Sewon Min has long focused on how to enable models to find answers from the external world. In recent years, she has advanced retrieval-augmented and nonparametric language models on multiple fronts. At the engineering level, she co-authored work that scaled a retrieval datastore to a trillion tokens, demonstrating the potential of external knowledge for long-term updates and acquiring long-tail facts. This provides a path for models to shift from "parametric memory" to "data pluggability." At the system interface level, her REPLUG model enables black-box LMs to efficiently access retrieved evidence, improving the verifiability of text generation. To address data and legal risks, she co-developed the nonparametric SILO framework, which isolates risks by placing sensitive data in a replaceable datastore.
To quantify the "reliability" of generated text, Min co-developed FActScore, a fine-grained metric for factual precision that has been widely adopted to evaluate and improve the factuality of long-form generation.
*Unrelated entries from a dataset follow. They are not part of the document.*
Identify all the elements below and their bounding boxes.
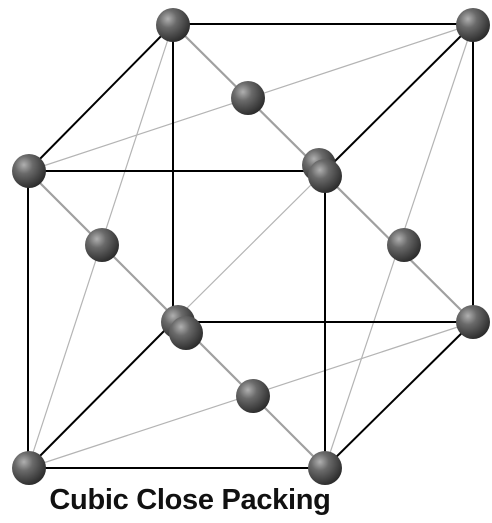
atom-back-top-left xyxy=(156,8,190,42)
atom-front-top-left xyxy=(12,154,46,188)
atom-back-bottom-left-b xyxy=(169,316,203,350)
atom-bottom-face-center xyxy=(236,379,270,413)
atom-right-face-center xyxy=(387,228,421,262)
diagram-caption: Cubic Close Packing xyxy=(49,484,331,516)
edge-bottom-left-depth xyxy=(27,321,174,469)
atom-front-top-right-b xyxy=(308,159,342,193)
atom-back-bottom-right xyxy=(456,305,490,339)
edge-top-right-depth xyxy=(324,23,474,172)
atom-front-bottom-left xyxy=(12,451,46,485)
cube-edges xyxy=(27,23,474,469)
atom-front-bottom-right xyxy=(308,451,342,485)
diag-center-1 xyxy=(172,170,326,323)
atoms xyxy=(12,8,490,485)
edge-bottom-right-depth xyxy=(324,321,474,469)
atom-left-face-center xyxy=(85,228,119,262)
atom-top-face-center xyxy=(231,81,265,115)
atom-back-top-right xyxy=(456,8,490,42)
edge-top-left-depth xyxy=(27,23,174,172)
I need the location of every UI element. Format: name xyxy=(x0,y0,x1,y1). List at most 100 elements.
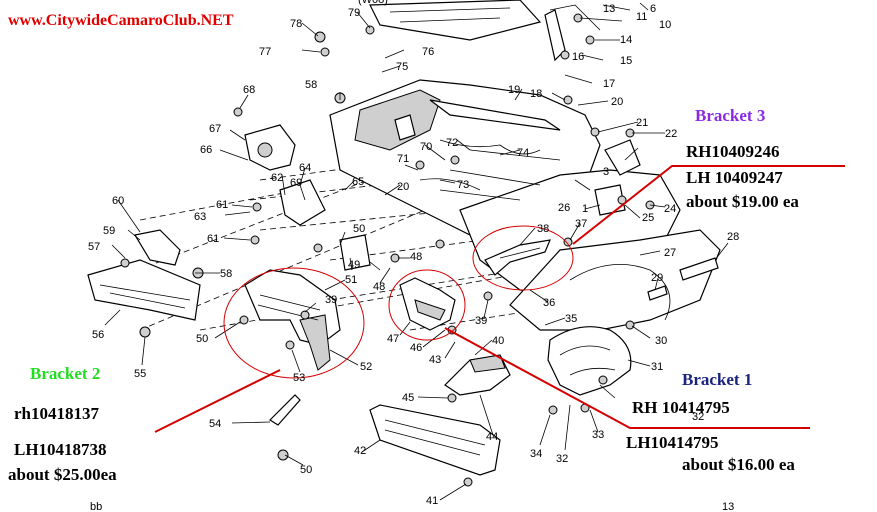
wiring-harness xyxy=(419,139,541,191)
bracket-2-price: about $25.00ea xyxy=(8,465,117,484)
leader-lines xyxy=(104,2,729,501)
callout-55: 55 xyxy=(134,368,146,380)
bracket-1-price: about $16.00 ea xyxy=(682,455,795,474)
callout-70: 70 xyxy=(420,141,432,153)
callout-53: 53 xyxy=(293,372,305,384)
callout-68: 68 xyxy=(243,84,255,96)
callout-24: 24 xyxy=(664,203,676,215)
callout-18: 18 xyxy=(530,88,542,100)
callout-39b: 39 xyxy=(475,315,487,327)
callout-33: 33 xyxy=(592,429,604,441)
callout-46: 46 xyxy=(410,342,422,354)
callout-w08: (W08) xyxy=(358,0,388,6)
callout-17: 17 xyxy=(603,78,615,90)
callout-30: 30 xyxy=(655,335,667,347)
cowl-panel xyxy=(369,0,542,41)
callout-48b: 48 xyxy=(410,251,422,263)
callout-50b: 50 xyxy=(353,223,365,235)
callout-6: 6 xyxy=(650,3,656,15)
callout-25: 25 xyxy=(642,212,654,224)
callout-43: 43 xyxy=(429,354,441,366)
callout-52: 52 xyxy=(360,361,372,373)
callout-21: 21 xyxy=(636,117,648,129)
callout-67: 67 xyxy=(209,123,221,135)
hood-hinge xyxy=(244,124,296,171)
radiator-support-left xyxy=(87,259,201,321)
side-brackets-right xyxy=(594,139,641,216)
bracket-1-rh: RH 10414795 xyxy=(632,398,730,417)
callout-76: 76 xyxy=(422,46,434,58)
callout-49: 49 xyxy=(348,259,360,271)
fender xyxy=(509,229,721,331)
callout-75: 75 xyxy=(396,61,408,73)
site-label: www.CitywideCamaroClub.NET xyxy=(8,12,234,29)
callout-41: 41 xyxy=(426,495,438,507)
callout-51: 51 xyxy=(345,274,357,286)
callout-39a: 39 xyxy=(325,294,337,306)
bracket-1-lh: LH10414795 xyxy=(626,433,719,452)
callout-32a: 32 xyxy=(556,453,568,465)
callout-50a: 50 xyxy=(196,333,208,345)
fender-emblem xyxy=(647,257,719,301)
callout-13: 13 xyxy=(603,3,615,15)
callout-19: 19 xyxy=(508,84,520,96)
callout-61b: 61 xyxy=(207,233,219,245)
callout-20: 20 xyxy=(611,96,623,108)
callout-42: 42 xyxy=(354,445,366,457)
bracket-3-lh: LH 10409247 xyxy=(686,168,783,187)
hood-strut xyxy=(544,4,601,62)
callout-73: 73 xyxy=(457,179,469,191)
callout-26: 26 xyxy=(558,202,570,214)
callout-61a: 61 xyxy=(216,199,228,211)
callout-58b: 58 xyxy=(220,268,232,280)
callout-56: 56 xyxy=(92,329,104,341)
callout-44: 44 xyxy=(486,431,498,443)
callout-45: 45 xyxy=(402,392,414,404)
corner-mark-bb: bb xyxy=(90,501,102,512)
callout-58: 58 xyxy=(305,79,317,91)
fasteners xyxy=(120,13,655,487)
callout-31: 31 xyxy=(651,361,663,373)
callout-40: 40 xyxy=(492,335,504,347)
callout-29: 29 xyxy=(651,272,663,284)
callout-50c: 50 xyxy=(300,464,312,476)
callout-15: 15 xyxy=(620,55,632,67)
callout-36: 36 xyxy=(543,297,555,309)
callout-69: 69 xyxy=(290,177,302,189)
bracket-2-rh: rh10418137 xyxy=(14,404,99,423)
callout-27: 27 xyxy=(664,247,676,259)
callout-64: 64 xyxy=(299,162,311,174)
bracket-2-title: Bracket 2 xyxy=(30,364,101,383)
part-numbers: 79 78 77 76 75 58 68 67 66 62 64 69 65 6… xyxy=(88,0,739,512)
corner-mark-13: 13 xyxy=(722,501,734,512)
callout-72: 72 xyxy=(446,137,458,149)
callout-62: 62 xyxy=(271,172,283,184)
callout-57: 57 xyxy=(88,241,100,253)
callout-37: 37 xyxy=(575,218,587,230)
callout-3: 3 xyxy=(603,166,609,178)
callout-77: 77 xyxy=(259,46,271,58)
callout-65: 65 xyxy=(352,176,364,188)
bracket-1-assembly xyxy=(399,277,456,331)
callout-48a: 48 xyxy=(373,281,385,293)
callout-59: 59 xyxy=(103,225,115,237)
front-valance xyxy=(369,404,501,476)
bracket-2-assembly xyxy=(244,269,341,371)
callout-60: 60 xyxy=(112,195,124,207)
callout-66: 66 xyxy=(200,144,212,156)
lower-brace xyxy=(269,394,301,426)
highlight-circles xyxy=(223,225,574,379)
callout-74: 74 xyxy=(517,147,529,159)
callout-79: 79 xyxy=(348,7,360,19)
callout-14: 14 xyxy=(620,34,632,46)
callout-34: 34 xyxy=(530,448,542,460)
callout-lines xyxy=(154,165,845,433)
callout-71: 71 xyxy=(397,153,409,165)
bracket-3-price: about $19.00 ea xyxy=(686,192,799,211)
callout-20b: 20 xyxy=(397,181,409,193)
bracket-1-title: Bracket 1 xyxy=(682,370,753,389)
callout-1: 1 xyxy=(582,203,588,215)
small-bracket-left xyxy=(134,229,181,266)
inner-fender-liner xyxy=(547,326,632,396)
At the learning paradigm level, focusing on how to better use data, her work includes In-Context Pretraining and BTR to improve the efficiency of cross-document modeling and retrieval. Concurrently, she has contributed to scalable language modeling research like Infini-gram, strengthening the foundational infrastructure for nonparametric and retrieval-based models.
Sewon Min's goal is to continue deepening her research on nonparametric models, driving the development of language models toward greater openness, controllability, and trustworthiness. She aims to build next-generation AI systems that feature superior performance, flexible design, and robust legal compliance.